The gift of Being bi-polar: Heaven and Hell in the arms of God

serenity prayer path

On the grounds of Jesuit Retreat House in Parma, Ohio

It is a tremendous thing to have spiritual warfare going on in one’s heart, to see God vanquishing the devil and his dark thoughts day after day. A tremendous thing to be invited by God into the drama of the life of his Son who was tormented by dark thoughts day after day and who triumphed in love even at his lowest.

It is a gift to have one’s heart open to spiritual movements, as much of a gift as it was to be a disciple following Jesus all the way to the cross. The spiritually vulnerable are not to be pitied or clucked over by those above the fray. Is anyone above the fray? We might pity those who think so. Should we pity Mary, Jesus’ mother, for her sufferings? Or should we rather rejoice with her for being in her son’s presence all the way to the cross—for it is in this rejoicing, this joyful sorrow, that we find the depths of true com-passion.

This is the boldest thought for one with what today is called a chronic mental illness: that it can be received as a gift from God, with all of God’s tools being given to endure the crosses, the temptations, the stumblings and betrayals, just as they were given to Peter, James, John, Mary Magdalene and the others. To see God in the dark nights, to know that these too have their role to play in the story of salvation, to share in community and prayer the silly attempts of the devil to draw us from the love of God and the sure knowledge that even our darkest days do not separate us from the love of God. Confident to the point of what the mystics called insania amoris, insane love, that such days may even bring closer to the one who cried from the cross.

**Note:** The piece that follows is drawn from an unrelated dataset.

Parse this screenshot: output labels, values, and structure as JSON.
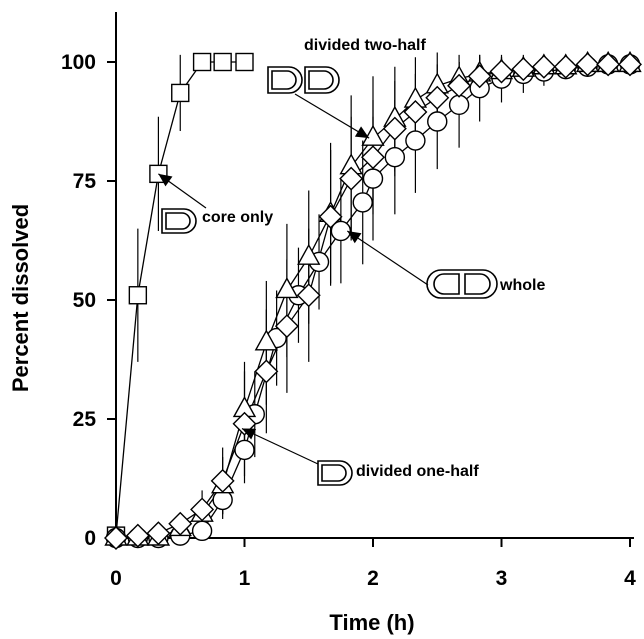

And so this thought today: I thank you God, for making me so marvelously, for all of the many gifts you have given me, not least of which is the gift of a soul that swings from heaven to hell with such ease. May I never reject this gift, but always seek you and your presence wherever you may lead me. Help me to help others to see me as you do, not as damaged goods, but as a glorious child of God, who lives in the darkness and the light, which to you are both alike. Amen.

I call upon you from the ends of the earth with heaviness in my heart; * set me upon the rock that is higher than I.

For you have been my refuge, * a strong tower against the enemy.

I will dwell in your house for ever; *I will take refuge under the cover of your wings.

The Episcopal Church. (2007). The Book of Common Prayer, 1979 (Ps 61:2–4). New York: Church Publishing Incorporated.